Racewalking for Fitness

racewalkingDriven to set or break world records? Interested to improve your health? Then try racewalking. After more than three centuries as a sport, and almost a century as a sport widely anticipated in the Olympics, racewalking is becoming more and more popular in the United States and anywhere else in the world. People of all ages, sex, and levels of fitness have come to realize the value of racewalking as an important component of their workout program.

Rules of racewalking

Racewalking is governed by two technical rules. The first rule is what differentiates racewalking from running – racewalkers must maintain contact with the ground at all time. The racewalker’s front foot’s heel must touch the ground before lifting the back toe from the ground. Violation of this first rule is called loss of contact.

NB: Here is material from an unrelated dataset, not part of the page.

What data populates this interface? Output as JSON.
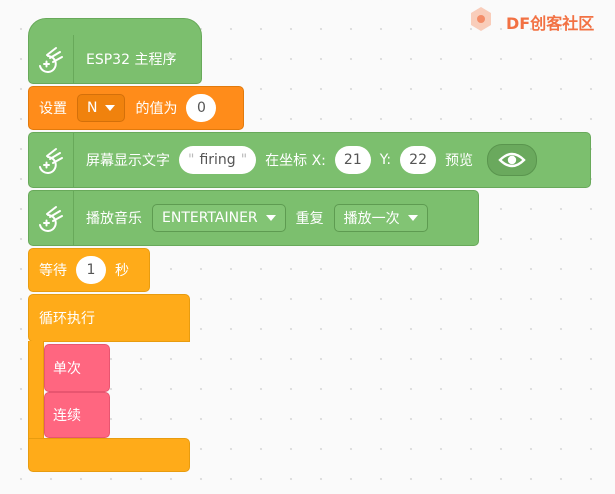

The second rule holds that the supporting leg must straighten as soon as the foot touches the ground and remain in this position until the athlete’s body passes over it. This rule differentiates racewalking from traditional form of walking.

Rules in racewalking are judged only by the human eye. In competitive racewalking, certified judges designated on the race course observe the athletes.

A walker is disqualified only when three different judges see a violation of either of the rules. Judging in racewalking events is very controversial at today’s high speeds. Sometimes, racewalkers lose ground contact for milliseconds per stride – high speed films can record this violation, but the human eye cannot.

Benefits of racewalking

Racewalking is a great cardiovascular exercise. In fact, it gives the same cardiovascular benefits you get from running. Racewalkers can walk at the speed they want – maintaining heart rate up to their maximum. A racewalker enjoys some advantages over a runner. Racewalking is a better upper-body training because of the emphasized use of your arms, shoulders, and back.

In addition, racewalking is not as injury prone as running. The fluid and smooth stride allows your body to land with less force – this means less pounding on the back, hips, knees, feet, and legs. What’s more, racewalkers seldom encounter back problems because they have to maintain an erect posture. These benefits attract many runners to try racewalking.

Techniques

Here are some basic tips to help you along with racewalking: Work on shin strength and maintain a straight knee to achieve a good heel strike. Work also on calf strength for that power needed in a strong pushoff.

When you pushoff, your leg is lengthening behind you. As you stride with every step, your hips must rotate forward and backward from your waist. Each hip must drop downward as the unsupported leg swings underneath your body.

Moreover, tuck your elbows in to your waist as they briskly swing. Your rear foot pushoff can be powered by punching forward (but without reaching forward).

Don’t lean backward. The balls of your feet must support your weight. You must not lean from the waist, but from the ankles. Finally, you need to relax and loosen up your shoulders and waist.